I wasn’t prepared for the sleepless nights on the ICU bench, battling Jay’s hospital delirium and night terrors. I wasn’t financially equipped to pay tens of thousands of dollars to immediately remodel our home to make it wheelchair accessible, so that he could even come home. I wasn’t ready to have our faces plastered on the local news, or have strangers gossiping online about what he might have done wrong to cause this crash. I didn’t know that I would have to answer questions for the NTSB and the FAA investigations or that I would be responsible for handling the plane wreckage with the insurance company. I barely knew what a rehabilitation hospital was, and I certainly didn’t know how to select one, or how we would pay for it.

A few years after Jay’s accident, I was diagnosed with post traumatic stress disorder, and generalized anxiety disorder. I have now been through different therapies, treatments and medications. Sometimes I still catch myself feeling ashamed of my grief, as though I shouldn’t have those feelings because I am not the one in a chair.

I still struggle with what to do with all of that pain, sorrow and anger I feel, because the vision of the life that I have, doesn’t match the trajectory of the life that I was building with my partner.

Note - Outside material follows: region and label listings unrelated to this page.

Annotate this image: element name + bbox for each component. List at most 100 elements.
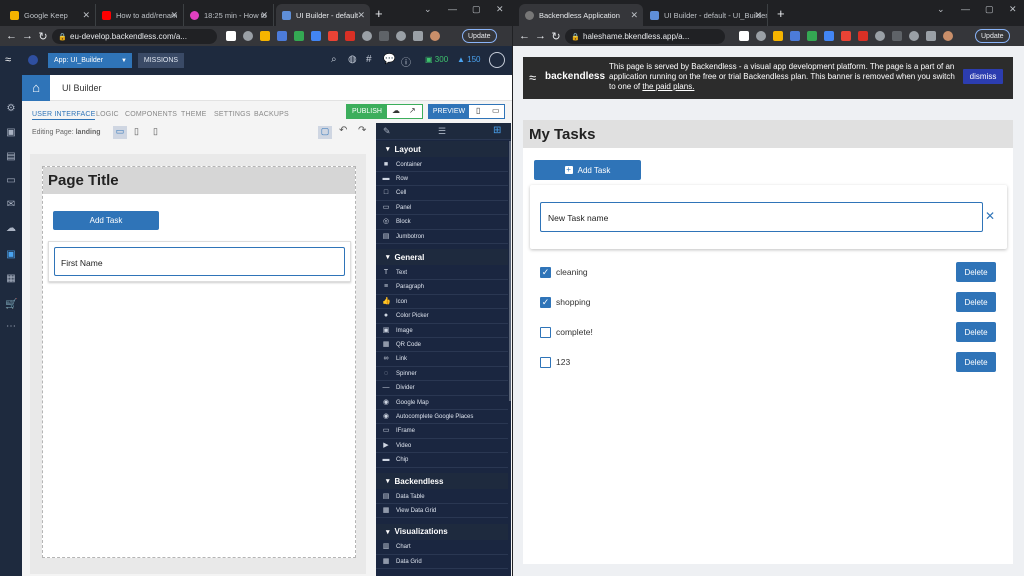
palette-section-layout[interactable]: ▾ Layout	[376, 141, 508, 157]
cloud-code-icon[interactable]: ☁	[5, 223, 17, 235]
publish-button[interactable]: PUBLISH ☁ ↗	[346, 104, 423, 119]
palette-item[interactable]: ▤ Jumbotron	[376, 230, 508, 244]
palette-section-general[interactable]: ▾ General	[376, 249, 508, 266]
close-icon[interactable]: ✕	[357, 10, 365, 21]
url-field[interactable]: 🔒 haleshame.bkendless.app/a...	[565, 29, 725, 44]
search-icon[interactable]: ⌕	[331, 54, 337, 65]
brush-icon[interactable]: ✎	[383, 126, 391, 137]
palette-item[interactable]: ▦ Data Grid	[376, 555, 508, 570]
palette-item[interactable]: ◌ Spinner	[376, 367, 508, 382]
info-icon[interactable]: ⓘ	[401, 54, 411, 69]
extension-icon[interactable]	[739, 31, 749, 41]
new-tab-icon[interactable]: +	[375, 6, 383, 21]
chat-icon[interactable]: 💬	[383, 54, 395, 65]
cloud-upload-icon[interactable]: ☁	[392, 106, 400, 115]
forward-icon[interactable]: →	[535, 30, 546, 42]
palette-item[interactable]: ◉ Google Map	[376, 396, 508, 410]
palette-item[interactable]: ▬ Chip	[376, 454, 508, 468]
extension-icon[interactable]	[345, 31, 355, 41]
delete-button[interactable]: Delete	[956, 262, 996, 282]
extension-icon[interactable]	[379, 31, 389, 41]
palette-section-visualizations[interactable]: ▾ Visualizations	[376, 523, 508, 540]
delete-button[interactable]: Delete	[956, 292, 996, 312]
title-block[interactable]: Page Title	[43, 167, 355, 194]
palette-item[interactable]: □ Cell	[376, 187, 508, 201]
extension-icon[interactable]	[875, 31, 885, 41]
close-icon[interactable]: ✕	[754, 10, 762, 21]
extension-icon[interactable]	[277, 31, 287, 41]
palette-item[interactable]: ▣ Image	[376, 324, 508, 338]
extension-icon[interactable]	[328, 31, 338, 41]
extension-icon[interactable]	[807, 31, 817, 41]
browser-tab[interactable]: How to add/renam ✕	[96, 4, 184, 26]
extension-icon[interactable]	[226, 31, 236, 41]
extension-icon[interactable]	[824, 31, 834, 41]
undo-icon[interactable]: ↶	[339, 125, 347, 136]
palette-item[interactable]: ▦ QR Code	[376, 338, 508, 353]
settings-icon[interactable]: ⚙	[5, 103, 17, 115]
database-icon[interactable]: ▤	[5, 151, 17, 163]
palette-item[interactable]: ≡ Paragraph	[376, 281, 508, 295]
minimize-icon[interactable]: —	[961, 4, 970, 14]
puzzle-icon[interactable]	[926, 31, 936, 41]
close-window-icon[interactable]: ✕	[1009, 4, 1017, 15]
extension-icon[interactable]	[841, 31, 851, 41]
tab-theme[interactable]: THEME	[181, 111, 207, 118]
tab-components[interactable]: COMPONENTS	[125, 111, 177, 118]
close-window-icon[interactable]: ✕	[496, 4, 504, 15]
messaging-icon[interactable]: ✉	[5, 199, 17, 211]
avatar[interactable]	[430, 31, 440, 41]
extension-icon[interactable]	[243, 31, 253, 41]
close-icon[interactable]: ✕	[260, 10, 268, 21]
update-button[interactable]: Update	[975, 29, 1010, 43]
palette-item[interactable]: ▥ Chart	[376, 541, 508, 555]
extension-icon[interactable]	[790, 31, 800, 41]
task-checkbox[interactable]	[540, 327, 551, 338]
chevron-down-icon[interactable]: ⌄	[937, 4, 945, 15]
app-selector[interactable]: App: UI_Builder ▼	[48, 53, 132, 68]
palette-item[interactable]: — Divider	[376, 382, 508, 396]
preview-button[interactable]: PREVIEW ▯ ▭	[428, 104, 505, 119]
palette-item[interactable]: ◉ Autocomplete Google Places	[376, 410, 508, 425]
visual-logic-icon[interactable]: ▦	[5, 273, 17, 285]
browser-tab[interactable]: UI Builder - default - UI_Builder ✕	[644, 4, 768, 26]
delete-button[interactable]: Delete	[956, 322, 996, 342]
close-icon[interactable]: ✕	[630, 10, 638, 21]
maximize-icon[interactable]: ▢	[472, 4, 481, 15]
redo-icon[interactable]: ↷	[358, 125, 366, 136]
support-icon[interactable]: ◍	[348, 54, 357, 65]
page-canvas[interactable]: Page Title Add Task First Name	[42, 166, 356, 558]
extension-icon[interactable]	[396, 31, 406, 41]
extension-icon[interactable]	[909, 31, 919, 41]
files-icon[interactable]: ▭	[5, 175, 17, 187]
new-task-input[interactable]: New Task name	[540, 202, 983, 232]
user-avatar-icon[interactable]	[489, 52, 505, 68]
extension-icon[interactable]	[260, 31, 270, 41]
url-field[interactable]: 🔒 eu-develop.backendless.com/a...	[52, 29, 217, 44]
tablet-view-icon[interactable]: ▯	[134, 126, 139, 137]
grid-icon[interactable]: ⊞	[493, 125, 501, 136]
mobile-icon[interactable]: ▯	[476, 106, 480, 115]
maximize-icon[interactable]: ▢	[985, 4, 994, 15]
browser-tab[interactable]: 18:25 min - How to ✕	[184, 4, 274, 26]
external-link-icon[interactable]: ↗	[409, 106, 416, 115]
home-icon[interactable]: ⌂	[22, 75, 50, 101]
extension-icon[interactable]	[773, 31, 783, 41]
palette-item[interactable]: ▶ Video	[376, 439, 508, 454]
backendless-logo-icon[interactable]: ≈	[5, 54, 11, 66]
task-checkbox[interactable]	[540, 357, 551, 368]
palette-item[interactable]: ∞ Link	[376, 353, 508, 367]
palette-item[interactable]: ▦ View Data Grid	[376, 504, 508, 519]
palette-item[interactable]: ■ Container	[376, 158, 508, 172]
more-icon[interactable]: ⋯	[5, 321, 17, 333]
browser-tab-active[interactable]: Backendless Application ✕	[519, 4, 643, 26]
add-task-button[interactable]: + Add Task	[534, 160, 641, 180]
update-button[interactable]: Update	[462, 29, 497, 43]
slack-icon[interactable]: #	[366, 54, 372, 65]
list-icon[interactable]: ☰	[438, 126, 446, 137]
users-icon[interactable]: ▣	[5, 127, 17, 139]
delete-button[interactable]: Delete	[956, 352, 996, 372]
browser-tab-active[interactable]: UI Builder - default ✕	[276, 4, 370, 26]
add-task-button[interactable]: Add Task	[53, 211, 159, 230]
extension-icon[interactable]	[892, 31, 902, 41]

That grief of “this isn’t what I thought my life would look like,” is very real and it’s okay for people to acknowledge that grief. One of the oddly most comforting things anyone said to my after Jay’s accident, is “the only way out is through.” It’s a slight misquote of Robert Frost, “the best way out is always through,” but the sentiment is the same. You can’t change what already happened, but if you keep going, you will likely come out the other side.

In recent years, I have used that sentiment to lean into and acknowledge my grief a bit more.

Surprisingly, this helped me to achieve clarity on some of the things that I don’t want in my life and the people that I want to surround myself with. I have found purpose in guiding and leading other family caregivers along their path with the Brutally Beautiful Foundation. I have discovered through that work, that caregivers often share that disenfranchised grief. Sometimes other people don’t feel that we have the right to our sadness or our struggle and that occasionally, caregivers don’t believe it themselves. Grief can simultaneously tear us apart and yet help us understand and connect with the people around us.